Flufenamic acid improves survival and neurologic outcome after successful cardiopulmonary resuscitation in mice

• Published in: Journal of neuroinflammation Vol. 19; no. 1; pp. 1 - 214
• Main Authors: Chen, Jiancong, Chang, Yuan, Zhu, Juan, Peng, Yuqin, Li, Zheqi, Zhang, Kunxue, Zhang, Yuzhen, Lin, Chuman, Lin, Zhenzhou, Pan, Suyue, Huang, Kaibin
• Format: Journal Article
• Language: English
• Published: London BioMed Central Ltd 01.09.2022; BioMed Central; BMC
• Subjects: Alzheimer's disease; Blood-brain barrier; Brain; Brain injury; Cardiac arrest; Cardiopulmonary resuscitation; Complications and side effects; CPR; CPR (First aid); Edema; Electrocardiography; Experiments; Flufenamic acid; Gene expression; Hemorrhage; Immunoglobulin G; Inflammation; Injuries; Laboratory animals; Macrophages; Medical prognosis; Medical research; Microglia; Microglia/macrophage; Neuroprotection; Neuroprotective agents; Nonsteroidal anti-inflammatory drugs; Patient outcomes; Respiration; Spinal cord injuries; Transient receptor potential M4; Transient receptor potential proteins; Traumatic brain injury; Ventilators; China
• ISSN: 1742-2094; 1742-2094
• DOI: 10.1186/s12974-022-02571-2

Abstract Background Brain injury is the main cause of high mortality and disability after successful cardiopulmonary resuscitation (CPR) from sudden cardiac arrest (CA). The transient receptor potential M4 (TRPM4) channel is a novel target for ameliorating blood–brain barrier (BBB) disruption and neuroinflammation. Herein, we tested whether flufenamic acid (FFA), which is reported to block TRPM4 with high potency, could confer neuroprotection against brain injury secondary to CA/CPR and whether its action was exerted by blocking the TRPM4 channel. Methods Wild-type (WT) and Trpm4 knockout ( Trpm4 −/− ) mice subjected to 10-min CA/CPR were randomized to receive FFA or vehicle once daily.
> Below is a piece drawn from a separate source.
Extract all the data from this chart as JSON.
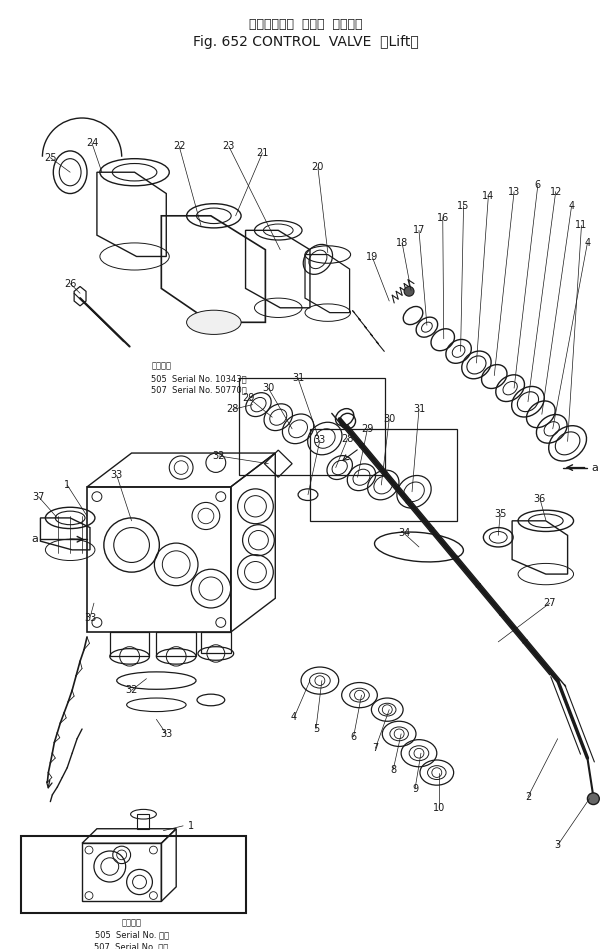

Post-CA/CPR brain injuries including neurologic deficits, survival rate, histological damage, edema formation, BBB destabilization and neuroinflammation were assessed. Results In WT mice subjected to CA/CPR, FFA was effective in improving survival and neurologic outcome, reducing neuropathological injuries, attenuating brain edema, lessening the leakage of IgG and Evans blue dye, restoring tight junction protein expression and promoting microglia/macrophages from the pro-inflammatory subtype toward the anti-inflammatory subtype. In comparison to WT mice, Trpm4 −/− mice exhibited less neurologic deficiency, milder histological impairment, more BBB integrity and more anti-inflammatory microglia/macrophage polarization. As expected, FFA did not provide a benefit of superposition compared with vehicle in the Trpm4 −/− mice after CA/CPR. Conclusions FFA mitigates BBB breach and modifies the functional status of microglia/macrophages, thereby improving survival and neurologic deficits following CA/CPR. The neuroprotective effects occur at least partially by interfering with the TRPM4 channel in the neurovascular unit. These results indicate the significant clinical potential of FFA to improve the prognosis for CA victims who are successfully resuscitated.